Professional Documents
Culture Documents
Data Vortex Network Sept 2018
Data Vortex Network Sept 2018
Data Vortex Network Sept 2018
p.1 – Introduction
p.3 – Conception description of the network
p.5 – Present-day implementation of the network
p.7 – Network performance
p.10 – Programming Data Vortex-enabled systems
p. 12 – Recent & ongoing developments
p. 13 – Conclusion
1- Introduction
Among the greatest challenges in distributed and high-performance computing are congestion,
latency, and communication time variability between different parts of the network. The unique
Data Vortex network is designed from the ground up to solve these problems. It can communicate
large amounts of data with minimal congestion and consistent latencies, even in situations when
the communication pattern is chaotic and data is fragmented in small packets. The Data Vortex
topology is the network solution for processor-to-processor communication within a system and
core-to-core communication within a chip.
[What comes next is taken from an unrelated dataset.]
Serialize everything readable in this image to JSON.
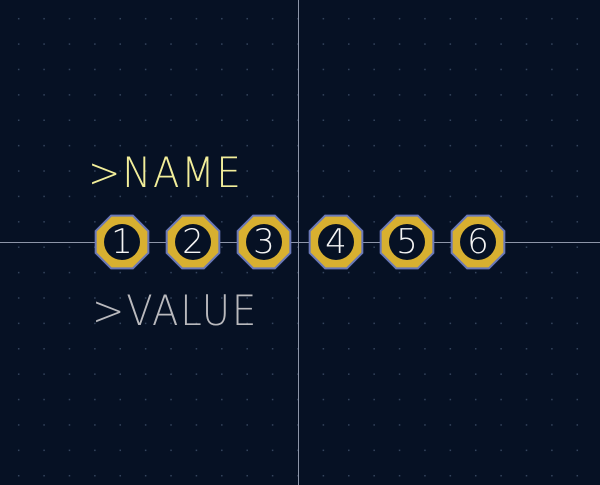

Interactic Holdings, LLC (DBA Data Vortex Technologies) has already developed several test
beds of this novel architecture, some of which are actively used to investigate scientific problems.
These include design of protocols for remote memory access (Pacific Northwest National
Laboratory), distributed computing (Providentia Worldwide), fundamental physics research
(University of Ulm), Molecular Simulation (Indiana University Bloomington) and quantum
computing simulation (Data Vortex Technologies).
The performance of present-day Data Vortex-enabled systems has validated the mathematical
scalability of the network. Our ongoing hardware and software developments are the first steps
toward implementing the Data Vortex network into next generation technologies across multiple,
intersecting industries. These include enterprise infrastructure, graph analytics, and chip design:
• Processor and chip design: The Data Vortex Network-on-Chip lays the groundwork for
the next generation of hardware. The network can now connect thousands of cores across
multiple chips using core-to-core transfer logic, eliminating traditional communication
bottlenecks. Elimination of the PCIe bus could position the right vendor to design and
produce a differentiating and impressive processor.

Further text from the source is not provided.